Experimental Math-Music Pavilion
Imagine walking up to the Philips Pavilion at the 1958 World’s Fair and seeing this crazy construction of asymmetric hyperbolic paraboloids and steel tension cables. Mind. Blown. This amazing building appeared at the first Expo after World War II, so it was an important moment that allowed its creators to show off the technological progress the world had made since the devastating battle. Philips Electronics Company wanted to create a unique experience for visitors, so they collaborated with an international group of renown architects, artists, and composers to create the experimental space. ArchDaily wrote about the groundbreaking, temporary building, calling it the “first electronic-spatial environment to combine architecture, film, light and music to a total experience made to functions in time and space. It was through these visually inspired concepts that elevated the Philips Pavilion into a complete experience where one could visualize their special movements through a space of sound, light, and time.” Poeme Electronique was one of the works prominently displayed at the time.
Modern Music-Math Home
A classical violinist commissioned an eccentric, $24 million dollar home located on the edge of a Toronto ravine. The curved, elegant structure — which also serves as an incredible concert space for 200 people — was named the Integral House. (Calculus geeks, represent!) The home’s owner Jim Stewart was a calculus professor who wrote textbooks and wanted to incorporate the mathematical sign into the home’s name and design. Undulating glass and wood walls also echo the shape of a violin.
Solar Algorithm Wizardry
Barcelona’s Endesa Pavillion used mathematical algorithms to alter the cubic building’s geometry, based on solar inclination and the structure’s proposed orientation. Algorithms can be used to create the perfect building for any location with the right computer program. For Endesa, the movement of the sun was tracked on site before an architect from the Institute for Advance Architecture of Catalonia stepped in to complete the picture. The algorithm essentially did all the planning for him, calculating the building’s optimal form for that particular location.

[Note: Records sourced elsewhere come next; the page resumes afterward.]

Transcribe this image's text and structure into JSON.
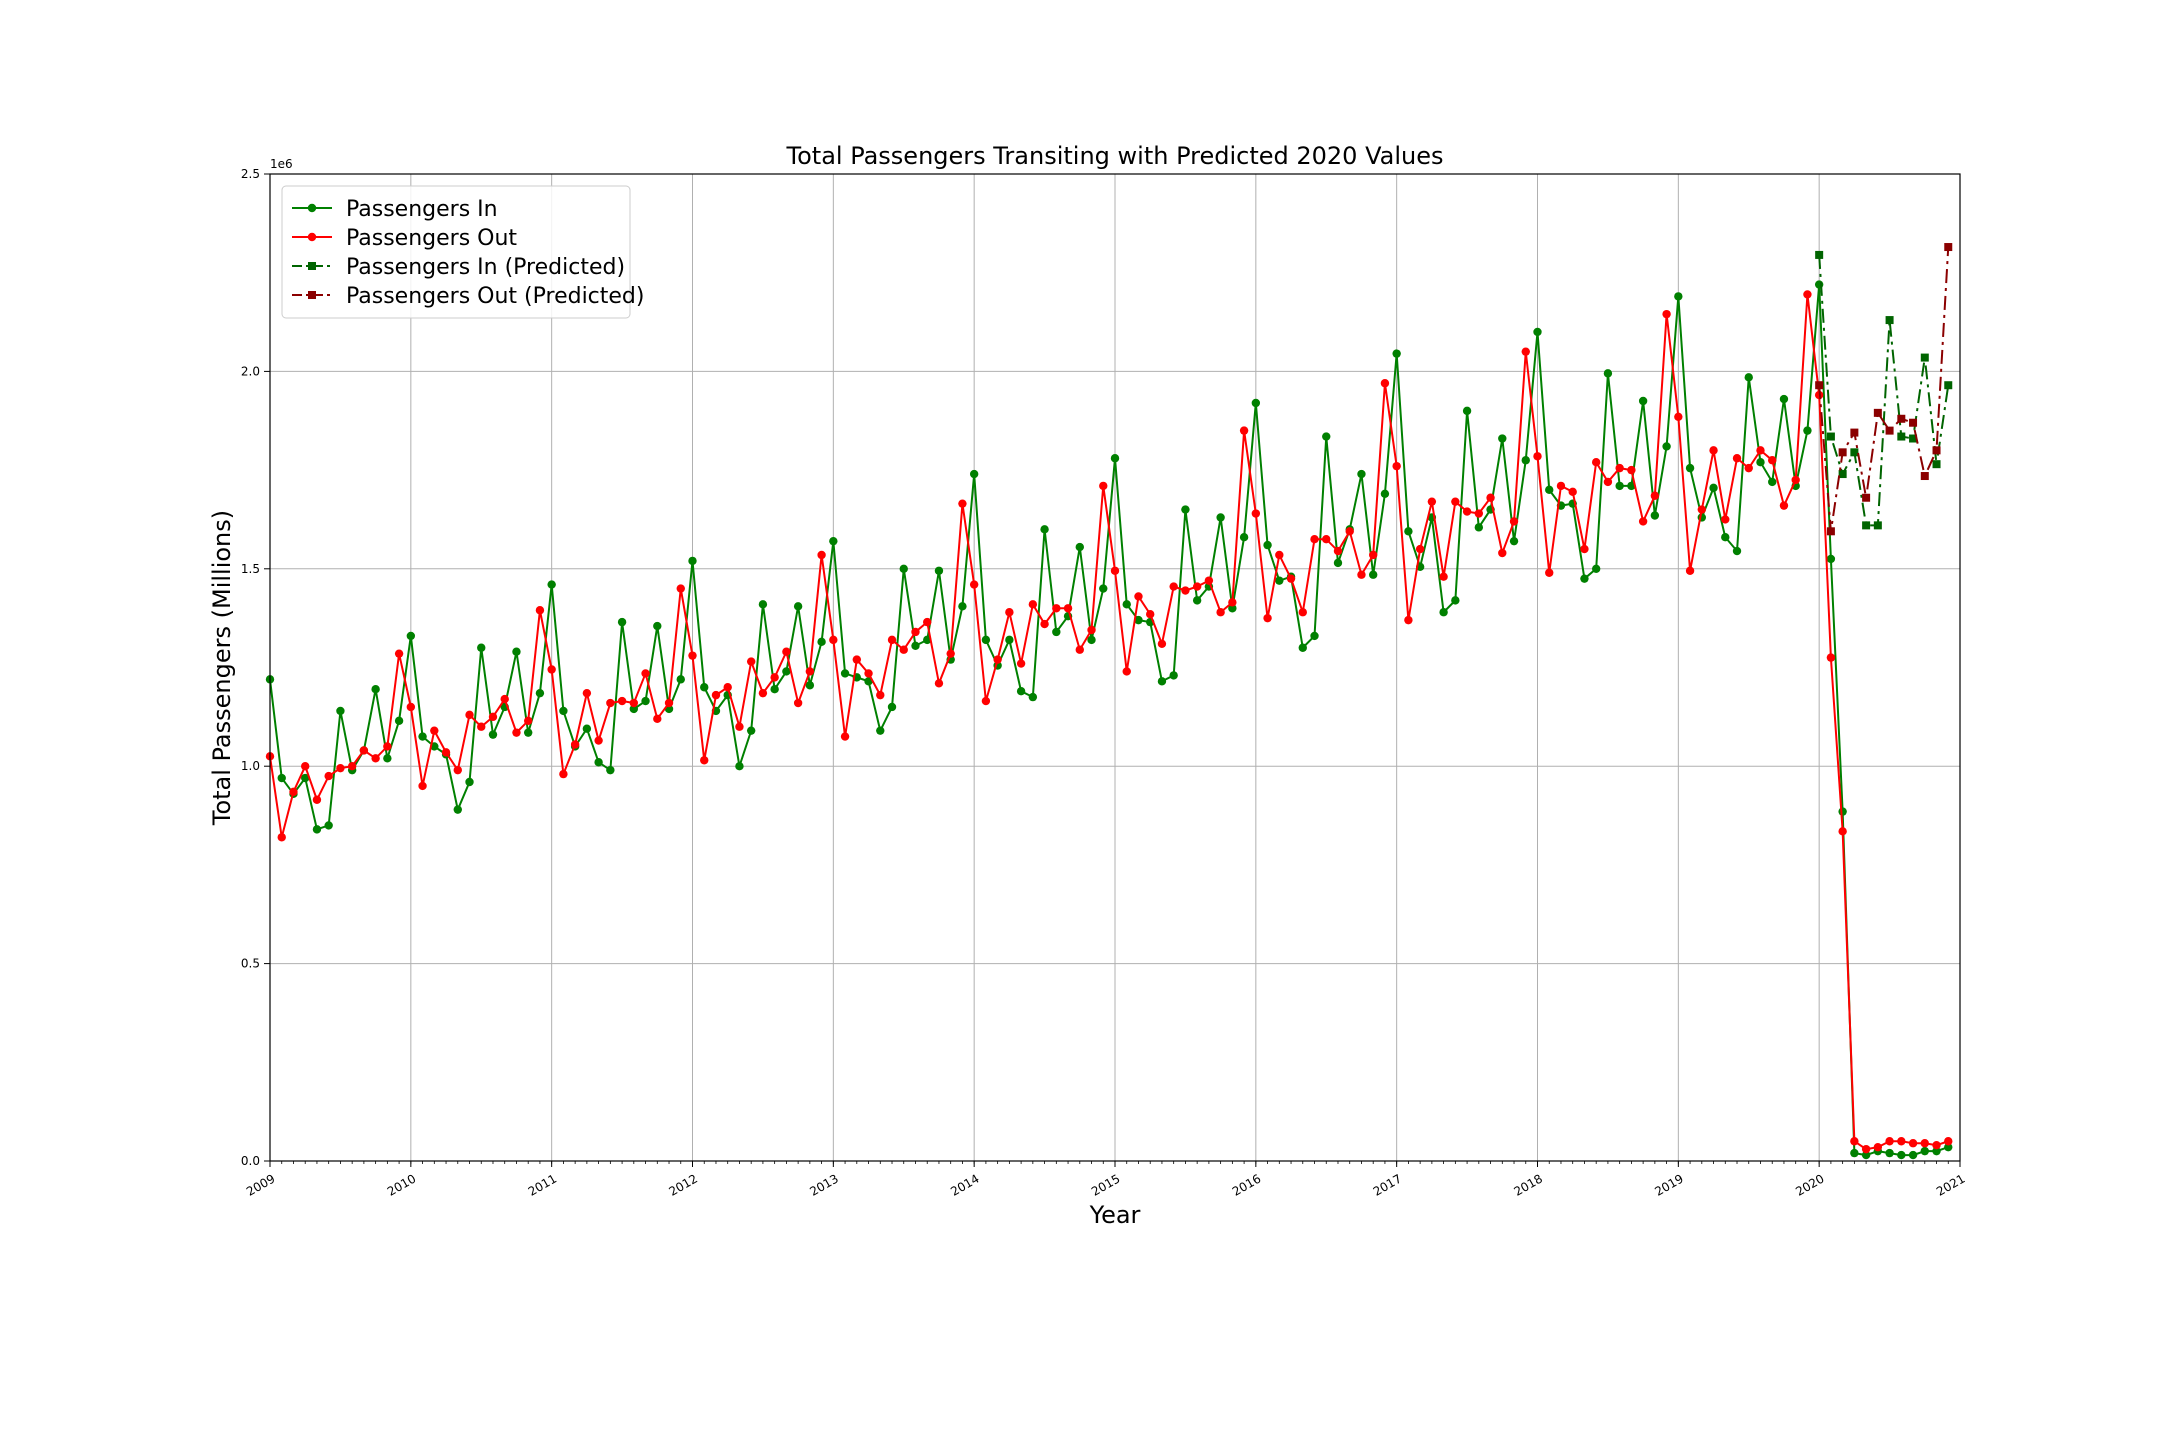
{
  "chart_data": {
    "type": "line",
    "title": "Total Passengers Transiting with Predicted 2020 Values",
    "xlabel": "Year",
    "ylabel": "Total Passengers (Millions)",
    "y_scale_note": "1e6",
    "xlim": [
      "2009-01",
      "2021-01"
    ],
    "ylim": [
      0,
      2500000
    ],
    "x_ticks": [
      "2009",
      "2010",
      "2011",
      "2012",
      "2013",
      "2014",
      "2015",
      "2016",
      "2017",
      "2018",
      "2019",
      "2020",
      "2021"
    ],
    "y_ticks": [
      "0.0",
      "0.5",
      "1.0",
      "1.5",
      "2.0",
      "2.5"
    ],
    "grid": true,
    "legend_position": "upper-left",
    "series": [
      {
        "name": "Passengers In",
        "color": "#008000",
        "style": "solid",
        "marker": "circle",
        "x_start": "2009-01",
        "values": [
          1220000,
          970000,
          930000,
          970000,
          840000,
          850000,
          1140000,
          990000,
          1040000,
          1195000,
          1020000,
          1115000,
          1330000,
          1075000,
          1050000,
          1030000,
          890000,
          960000,
          1300000,
          1080000,
          1150000,
          1290000,
          1085000,
          1185000,
          1460000,
          1140000,
          1050000,
          1095000,
          1010000,
          990000,
          1365000,
          1145000,
          1165000,
          1355000,
          1145000,
          1220000,
          1520000,
          1200000,
          1140000,
          1180000,
          1000000,
          1090000,
          1410000,
          1195000,
          1240000,
          1405000,
          1205000,
          1315000,
          1570000,
          1235000,
          1225000,
          1215000,
          1090000,
          1150000,
          1500000,
          1305000,
          1320000,
          1495000,
          1270000,
          1405000,
          1740000,
          1320000,
          1255000,
          1320000,
          1190000,
          1175000,
          1600000,
          1340000,
          1380000,
          1555000,
          1320000,
          1450000,
          1780000,
          1410000,
          1370000,
          1365000,
          1215000,
          1230000,
          1650000,
          1420000,
          1455000,
          1630000,
          1400000,
          1580000,
          1920000,
          1560000,
          1470000,
          1480000,
          1300000,
          1330000,
          1835000,
          1515000,
          1600000,
          1740000,
          1485000,
          1690000,
          2045000,
          1595000,
          1505000,
          1630000,
          1390000,
          1420000,
          1900000,
          1605000,
          1650000,
          1830000,
          1570000,
          1775000,
          2100000,
          1700000,
          1660000,
          1665000,
          1475000,
          1500000,
          1995000,
          1710000,
          1710000,
          1925000,
          1635000,
          1810000,
          2190000,
          1755000,
          1630000,
          1705000,
          1580000,
          1545000,
          1985000,
          1770000,
          1720000,
          1930000,
          1710000,
          1850000,
          2220000,
          1525000,
          885000,
          20000,
          15000,
          25000,
          20000,
          15000,
          15000,
          25000,
          25000,
          35000
        ]
      },
      {
        "name": "Passengers Out",
        "color": "#ff0000",
        "style": "solid",
        "marker": "circle",
        "x_start": "2009-01",
        "values": [
          1025000,
          820000,
          935000,
          1000000,
          915000,
          975000,
          995000,
          1000000,
          1040000,
          1020000,
          1050000,
          1285000,
          1150000,
          950000,
          1090000,
          1035000,
          990000,
          1130000,
          1100000,
          1125000,
          1170000,
          1085000,
          1115000,
          1395000,
          1245000,
          980000,
          1055000,
          1185000,
          1065000,
          1160000,
          1165000,
          1160000,
          1235000,
          1120000,
          1160000,
          1450000,
          1280000,
          1015000,
          1180000,
          1200000,
          1100000,
          1265000,
          1185000,
          1225000,
          1290000,
          1160000,
          1240000,
          1535000,
          1320000,
          1075000,
          1270000,
          1235000,
          1180000,
          1320000,
          1295000,
          1340000,
          1365000,
          1210000,
          1285000,
          1665000,
          1460000,
          1165000,
          1270000,
          1390000,
          1260000,
          1410000,
          1360000,
          1400000,
          1400000,
          1295000,
          1345000,
          1710000,
          1495000,
          1240000,
          1430000,
          1385000,
          1310000,
          1455000,
          1445000,
          1455000,
          1470000,
          1390000,
          1415000,
          1850000,
          1640000,
          1375000,
          1535000,
          1475000,
          1390000,
          1575000,
          1575000,
          1545000,
          1595000,
          1485000,
          1535000,
          1970000,
          1760000,
          1370000,
          1550000,
          1670000,
          1480000,
          1670000,
          1645000,
          1640000,
          1680000,
          1540000,
          1620000,
          2050000,
          1785000,
          1490000,
          1710000,
          1695000,
          1550000,
          1770000,
          1720000,
          1755000,
          1750000,
          1620000,
          1685000,
          2145000,
          1885000,
          1495000,
          1650000,
          1800000,
          1625000,
          1780000,
          1755000,
          1800000,
          1775000,
          1660000,
          1725000,
          2195000,
          1940000,
          1275000,
          835000,
          50000,
          30000,
          35000,
          50000,
          50000,
          45000,
          45000,
          40000,
          50000
        ]
      },
      {
        "name": "Passengers In (Predicted)",
        "color": "#006400",
        "style": "dashdot",
        "marker": "square",
        "x_start": "2020-01",
        "values": [
          2295000,
          1835000,
          1740000,
          1795000,
          1610000,
          1610000,
          2130000,
          1835000,
          1830000,
          2035000,
          1765000,
          1965000
        ]
      },
      {
        "name": "Passengers Out (Predicted)",
        "color": "#8b0000",
        "style": "dashdot",
        "marker": "square",
        "x_start": "2020-01",
        "values": [
          1965000,
          1595000,
          1795000,
          1845000,
          1680000,
          1895000,
          1850000,
          1880000,
          1870000,
          1735000,
          1800000,
          2315000
        ]
      }
    ]
  }
}
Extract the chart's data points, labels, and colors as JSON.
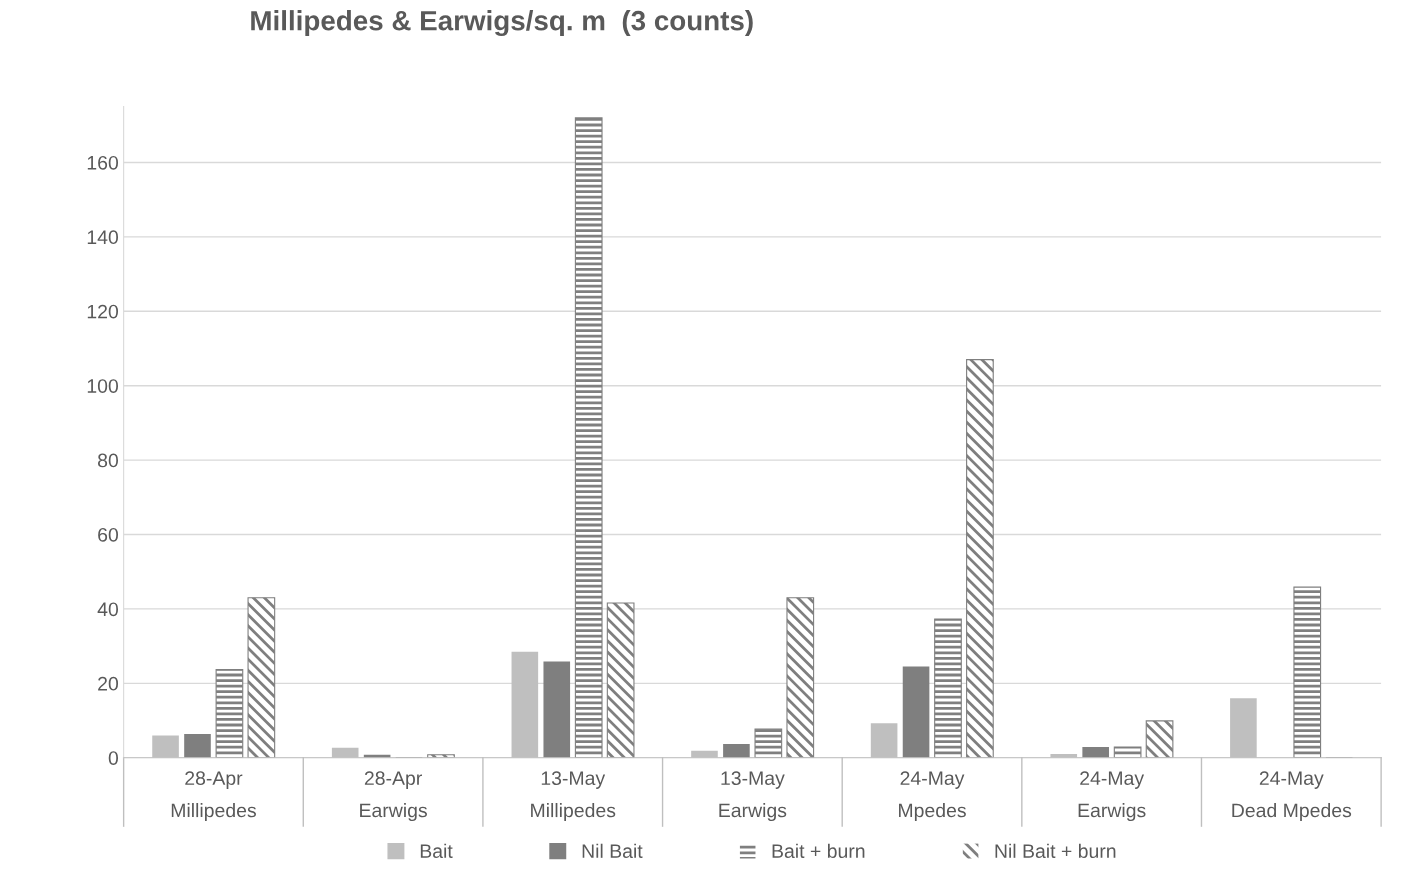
{
  "chart_data": {
    "type": "bar",
    "title": "Millipedes & Earwigs/sq. m  (3 counts)",
    "categories": [
      "28-Apr\nMillipedes",
      "28-Apr\nEarwigs",
      "13-May\nMillipedes",
      "13-May\nEarwigs",
      "24-May\nMpedes",
      "24-May\nEarwigs",
      "24-May\nDead Mpedes"
    ],
    "series": [
      {
        "name": "Bait",
        "color": "#bfbfbf",
        "values": [
          6,
          2.7,
          28.5,
          1.9,
          9.3,
          1,
          16
        ]
      },
      {
        "name": "Nil Bait",
        "color": "#7f7f7f",
        "values": [
          6.4,
          0.8,
          25.9,
          3.7,
          24.5,
          2.9,
          0
        ]
      },
      {
        "name": "Bait + burn",
        "color": "#7f7f7f",
        "values": [
          23.7,
          0,
          172,
          7.7,
          37.3,
          2.9,
          45.9
        ]
      },
      {
        "name": "Nil Bait + burn",
        "color": "#7f7f7f",
        "values": [
          43,
          0.8,
          41.6,
          43,
          107,
          9.9,
          0
        ]
      }
    ],
    "ylim": [
      0,
      175
    ],
    "yticks": [
      0,
      20,
      40,
      60,
      80,
      100,
      120,
      140,
      160
    ],
    "grid": "y",
    "legend": "bottom"
  }
}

Welcome to Cube Village, built by Dutch architect Piet Blom. His tilted, geometric houses — built on top of a pedestrian bridge to mimic an abstract forest — are split into three levels. The top has windows on every facade and feels like a separate structure entirely.
Magic Square Cathedral
The Sagrada Familia cathedral in Barcelona designed by Antoni Gaudí is a mathematician’s dream. Hyperbolic paraboloid structures are featured throughout. Have you eaten Pringles? Then you definitely know what a Hyperbolic paraboloid structure is. Catenary arches (a geometric curve) abound. The cathedral also contains a Magic Square — an arrangement of numbers that equal the same amount in every column, row, and diagonal. The magic number in Sagrada Familia’s case is 33, which alludes to multiple religious symbols. For example, Jesus performed 33 recorded miracles, and most Christians believe he was crucified at 33 years old in 33 A.D.
Image credit: jrgts’
Fractal Gas Station Makeover
A fractal is a fragmented geometric shape that is split into several parts, but each of those components is just a smaller-sized copy of the overall form. Many architects apply this mathematical principle to their building designs, like this Los Angeles gas station that recently had a “green” makeover. Everything has been stripped down — including the filling station’s signs, which are subtle symbols — and the mirrored facade beautifies ninety solar panels that power the station. Recycled materials and a plant-covered roof complete the enviro-friendly revamp.